One of my favorite people in the world, Olivia Louise, asked me to write her a recommendation for high school admission. Once I got done, I realized that I wanted to share it, because she really is a person worth knowing, and should probably enjoy a wider fan base than she currently does. So here goes:
I still can’t
remember the first time I met Olivia. It’s as if she materialized in our house,
went off to play Barbies with my daughter, and, in many ways, never left, thank
goodness. Over the years, I’ve served her thousands of dishes of mac and
cheese, gone to see her performances in school plays (always stellar), noticed
when her teeth fell out, sympathized when she got braces and celebrated when
they came off. I’ve ferried her all over town, to day camps and drama classes
and in between one sporting event and another (she is seriously sporty). Olivia
has spent a lot of time being a passenger in my car, and that alone is a
testament to her strength of character.
The hands-down
best times she and I ever spent together were when my daughter, who is six
months older than she is, was already in half-day kindergarten, and Olivia,
still a preschooler, would walk up to the grade school with me to pick up my daughter
for lunch and playtime.

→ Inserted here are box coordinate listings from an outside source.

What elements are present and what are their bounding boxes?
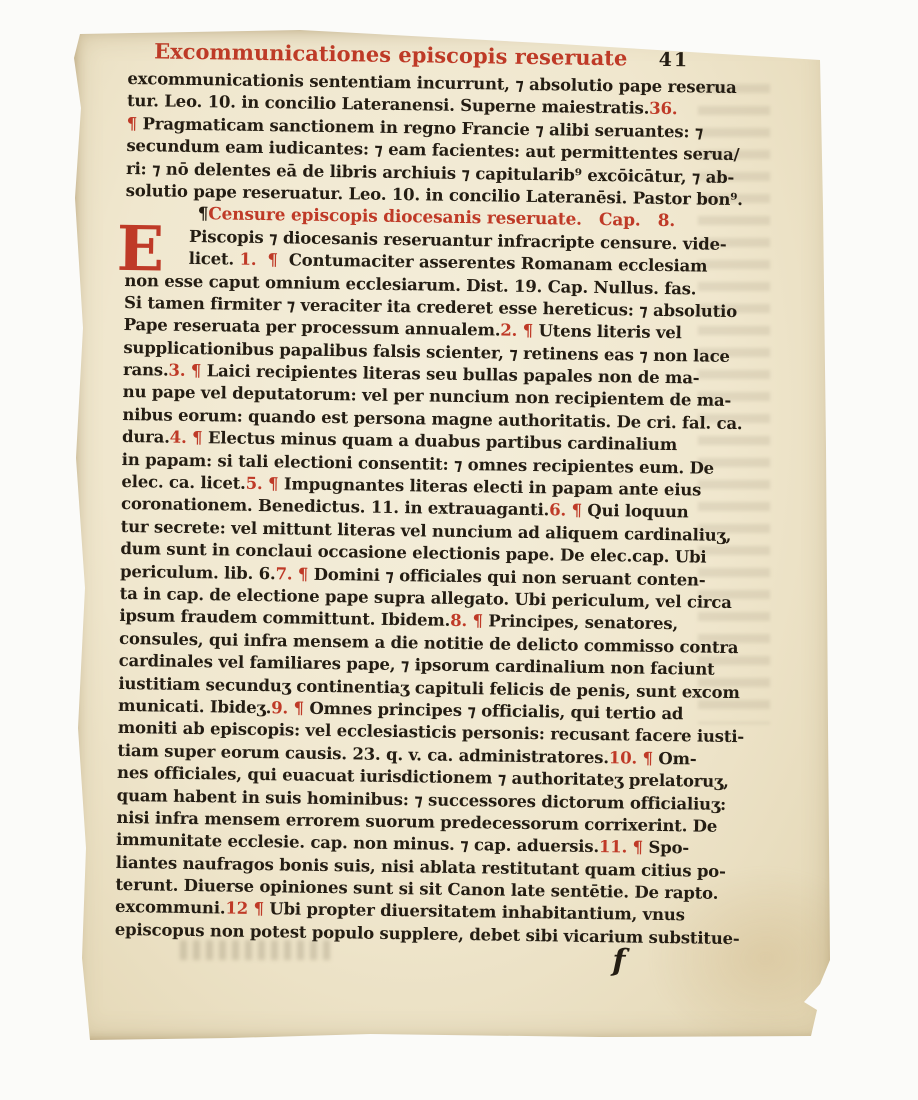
folio-number: 41 [659,49,690,71]
ink-text: Qui loquun [587,501,688,521]
scan-background: Excommunicationes episcopis reseruate 41… [0,0,918,1100]
ink-text: Contumaciter asserentes Romanam ecclesia… [289,251,708,276]
rubric-text: 12 ¶ [225,899,269,919]
text-block: Excommunicationes episcopis reseruate 41… [115,38,724,950]
rubric-text: 36. [649,99,677,118]
ink-text: Ubi propter diuersitatem inhabitantium, … [269,900,685,925]
ink-text: Spo- [648,838,689,858]
ink-text: dura. [122,427,170,447]
ink-text: ipsum fraudem committunt. Ibidem. [119,606,450,630]
rubric-text: 10. ¶ [609,748,659,768]
incunable-leaf: Excommunicationes episcopis reseruate 41… [70,28,834,1044]
running-header-title: Excommunicationes episcopis reseruate [128,38,724,72]
ink-text: Pape reseruata per processum annualem. [124,315,501,340]
rubric-text: 8. ¶ [450,611,488,631]
ink-text: excommuni. [115,897,226,918]
ink-text: Omnes principes ⁊ officialis, qui tertio… [309,699,683,724]
rubric-text: 2. ¶ [500,321,538,341]
rubric-text: 9. ¶ [271,698,309,718]
ink-text: Principes, senatores, [488,612,678,634]
ink-text: rans. [123,360,169,380]
rubric-text: 4. ¶ [170,428,208,448]
rubric-text: 3. ¶ [168,361,206,381]
ink-text: Utens literis vel [538,321,681,342]
rubric-text: 1. ¶ [239,250,289,270]
rubric-text: 11. ¶ [599,837,649,857]
ink-text: municati. Ibideʒ. [118,696,271,717]
ink-text: Om- [658,749,696,769]
signature-mark: f [612,943,625,978]
rubric-text: 6. ¶ [549,501,587,521]
ink-text: Domini ⁊ officiales qui non seruant cont… [314,564,706,589]
rubric-text: 7. ¶ [275,564,313,584]
rubric-text: 5. ¶ [246,474,284,494]
ink-text: ¶ [198,204,209,224]
rubricated-initial: E [116,224,164,275]
rubric-text: ¶ [127,114,143,133]
ink-text: periculum. lib. 6. [120,562,276,583]
text-lines: E excommunicationis sententiam incurrunt… [115,68,724,950]
ink-text: elec. ca. licet. [121,472,246,493]
ink-text: licet. [189,249,240,269]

Olivia would get to hold the dog’s leash, all by
herself, and she would walk by my side, telling me what was on her mind. I
loved, really loved, hearing what was on her mind.
A part of
me, the big, dumb part, or maybe the hopeful part, believes that these walks happened
just a week or two ago, and that Olivia is still waiting across the alley for
me. All I need to do is walk up the cowpath she and Mary created between our
two yards, help her on with boots and mittens, and we’re set for our walk up to
school.
But of
course this isn’t true. She is taller than me, and smarter than me (always was,
I have to admit) and ready, now, for high school. Despite all those changes,
she is still someone whose company I enjoy just as much as I did on what I
now must admit were long-ago walks.
Last year, our family went to Beijing to visit my oldest daughter, who was studying there. It was an arduous journey that none of us particularly wanted to make, and one of the few things that made it bearable was that Olivia came along with us. The truth is, we are a high-strung, excitable bunch, even worse when we’re all together, or when we’re traveling, and Olivia calms us down. She is the still, strong center to which we cling, whether we realize we’re doing it or not.

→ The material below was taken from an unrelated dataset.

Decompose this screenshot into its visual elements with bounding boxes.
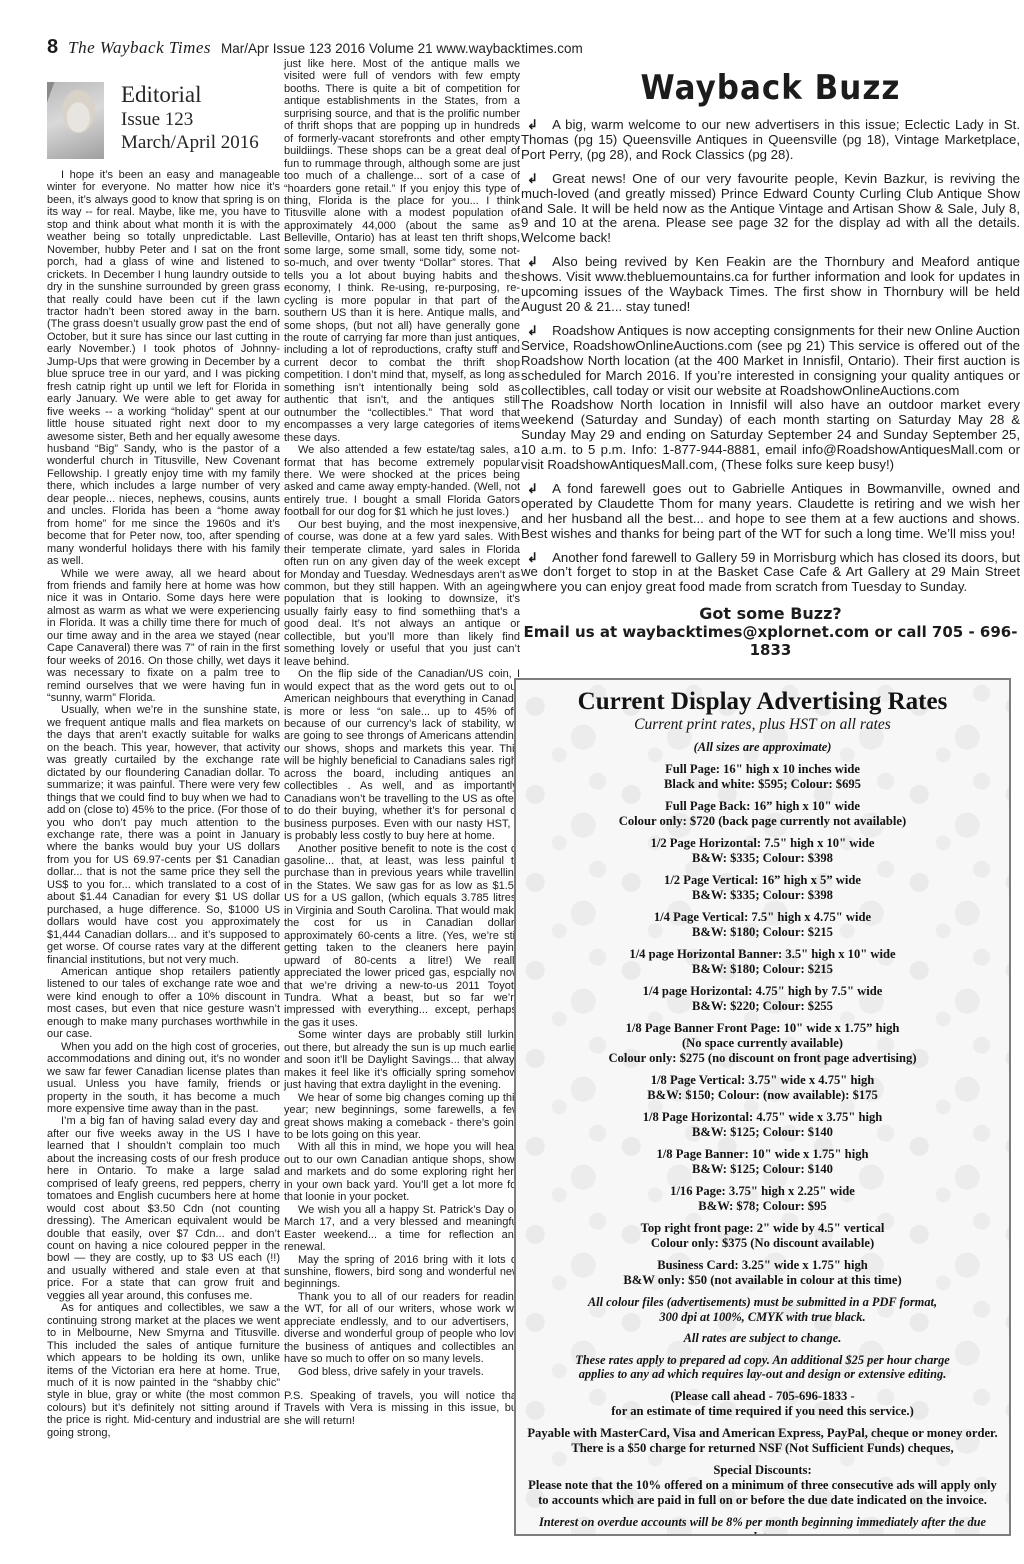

Last year, our family went to Beijing to visit my oldest daughter, who was studying there. It was an arduous journey that none of us particularly wanted to make, and one of the few things that made it bearable was that Olivia came along with us. The truth is, we are a high-strung, excitable bunch, even worse when we’re all together, or when we’re traveling, and Olivia calms us down. She is the still, strong center to which we cling, whether we realize we’re doing it or not.
It was a
better trip, because of her – her clarity, her observations, her willingness to
do crazy things like fling herself in a metal sled down the side of the Great
Wall of China. It was an outrageous thing to do, and Olivia and I, both
Olympic-class worriers, were probably equally afraid of such a stunt. We’ve both
spent our lifetimes thinking about all the things that can ever go wrong, and then
working very hard to prevent them from happening. The difference between Olivia
and me is that I rode back down on the babyish gondola, and she picked up the
sled and went down the side of the Great Wall. That’s how brave she is, and
that’s one of the many reasons I admire her so much.
Three other
reasons I admire her (and these are just the top-of-the-head ones, I could come
up with dozens upon further reflection): 1) She sees everything, I mean everything, but she doesn’t feel a need
to comment. She just knows, and that’s enough. And I know when she knows, and sometimes that's kind of fun and sometimes it's a little bit scary. 2) She has been through a lot,
more than the fair share for an average eighth grader, and, perhaps because of
that, or just because she’s wonderful anyway, she is one of the most resilient people
I know. 3) She does not toss away her smiles and laughs for free; they must be
earned. This makes me try even harder to please Olivia, and when I do – whether
it’s by pulling the banana bread out of the oven at the exact moment she wants
it, or by getting all the logistics right and getting her to the place she needs to be at the precise instant she needs to be there – I feel as if I’ve
earned a medal, and it’s not in Worrying, but in something really worthwhile,
Olivia-Pleasing.
In some
ways, she’s been a grown-up ever since I’ve met her, and it’s been interesting
to watch her get older and become more of a fit with her actual outside self.
She was one heck of a wise five-year-old, and she’s a wicked-wise
fourteen-year-old. She’s the sort of person who won’t necessarily get any
smarter or wiser as the years go by, because that would probably be impossible. Instead, she’ll just become herself, more and more,
and that will be an amazing thing to behold.